There are many types of SILS ports with different sizes in the market.3,13 The choice of the port depends on surgeon, availability, and cost factor. We found that Covidien (Medtronic) port is the most suitable one as it is small in size, easy access and it can adopt 15 mm port for introducing GIA® stapler and endobag if the procedure is combined with splenectomy.
Either transabdominal suturing or introducing a 2 mm Minilap Alligator grasper through the umbilicus or through a separate incision were used for proper visualization of Calot triangle as it is an essential step in SIPES cholecystectomy. 13 We have modified gallbladder fundus traction with straight needle by curved needle which was introduced percutaneously without intracorporeal aid (Fig. 2).

Modifications of gallbladder traction.
SCD is an autosomal recessive disorder, which is endemic in southern and eastern regions of Saudi Arabia. 14 Cholecystectomy is the most common surgical procedure performed in patients with SCD. In laparoscopy there are many pathophysiological changes associated with pneumoperitoneum and increased operative time, which may lead to perioperative complications such as postoperative acute chest syndrome. Dilip et al. recommended that CLC should be performed by a senior and experienced surgeon in SCD patients to minimize pulmonary complications. 15 Our series showed that SIPES cholecystectomy is well tolerated by SCD patients when performed by trainees.

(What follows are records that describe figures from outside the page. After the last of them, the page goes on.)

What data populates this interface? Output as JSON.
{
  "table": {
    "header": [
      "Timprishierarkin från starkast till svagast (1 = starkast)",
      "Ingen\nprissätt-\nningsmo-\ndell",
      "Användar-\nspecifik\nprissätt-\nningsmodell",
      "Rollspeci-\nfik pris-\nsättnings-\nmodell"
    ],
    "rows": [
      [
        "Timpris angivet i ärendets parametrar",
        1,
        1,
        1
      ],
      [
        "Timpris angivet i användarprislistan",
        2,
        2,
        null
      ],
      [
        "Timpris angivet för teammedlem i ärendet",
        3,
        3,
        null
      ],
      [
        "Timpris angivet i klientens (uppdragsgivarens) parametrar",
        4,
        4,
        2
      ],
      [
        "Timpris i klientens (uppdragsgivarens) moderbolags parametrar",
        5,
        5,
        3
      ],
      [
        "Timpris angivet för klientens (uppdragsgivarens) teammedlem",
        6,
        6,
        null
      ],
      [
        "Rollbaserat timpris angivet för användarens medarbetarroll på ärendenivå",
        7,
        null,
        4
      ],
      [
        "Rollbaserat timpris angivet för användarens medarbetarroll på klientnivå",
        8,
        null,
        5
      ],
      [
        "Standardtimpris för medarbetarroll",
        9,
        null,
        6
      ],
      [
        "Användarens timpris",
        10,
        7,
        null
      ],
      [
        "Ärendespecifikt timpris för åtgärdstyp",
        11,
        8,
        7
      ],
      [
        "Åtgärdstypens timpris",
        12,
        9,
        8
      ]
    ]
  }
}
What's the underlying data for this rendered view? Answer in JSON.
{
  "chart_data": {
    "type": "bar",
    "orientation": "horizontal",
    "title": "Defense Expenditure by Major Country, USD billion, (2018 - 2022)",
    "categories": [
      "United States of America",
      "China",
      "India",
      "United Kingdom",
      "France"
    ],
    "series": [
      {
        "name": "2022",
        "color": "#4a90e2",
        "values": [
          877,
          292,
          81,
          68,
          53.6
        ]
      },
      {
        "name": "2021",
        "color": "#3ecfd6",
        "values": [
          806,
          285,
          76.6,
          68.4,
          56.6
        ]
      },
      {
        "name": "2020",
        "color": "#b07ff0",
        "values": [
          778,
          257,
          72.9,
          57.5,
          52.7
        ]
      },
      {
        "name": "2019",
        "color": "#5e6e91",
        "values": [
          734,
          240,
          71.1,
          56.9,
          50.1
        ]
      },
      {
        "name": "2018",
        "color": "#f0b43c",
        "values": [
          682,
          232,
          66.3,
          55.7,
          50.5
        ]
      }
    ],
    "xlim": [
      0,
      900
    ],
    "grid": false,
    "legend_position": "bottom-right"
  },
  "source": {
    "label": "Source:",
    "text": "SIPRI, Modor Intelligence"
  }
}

SIPES is good for retrieving large-sized spleen through umbilicus, instead of Pfannenstiel–Kerr incision in SCD patients when cholecystectomy is combined with splenectomy. We agree with others that SIPES is a safe and feasible technique for combined splenectomy and cholecystectomy. 8
The effects of instrumental crowding, as well as the absence of triangulation, are among the common technical challenging issues; newly developed angled light cord extensions and extra long endoscopes allowed enhanced visualization and better maneuverability. 16 Steep training methods was applied for our residents, starting by assisting then proceeding to gall bladder bed dissection and later on Calot dissection. Confusion of crossing image is another issue in SIPES, which will be adapted after the first 10–15 minutes.
Our MOT is long for SIPES cholecystectomy in comparison with the CLC. Our data showed that the MOT for fellows is significantly lower than that for residents. We think that the fellows are familiar with conventional MIS, in particular with CLC at the time of their training in general surgery.
Conclusion
SIPES cholecystectomy in patients with SCD performed by residents is safe and feasible with almost invisible scar without increase in morbidity. More than one procedure could be done at the same time. Learning curve has improved with experience and hands-on MIS workshops.
Footnotes
Disclosure Statement
No competing financial interests exist.
Funding Information
No funding was received for this article.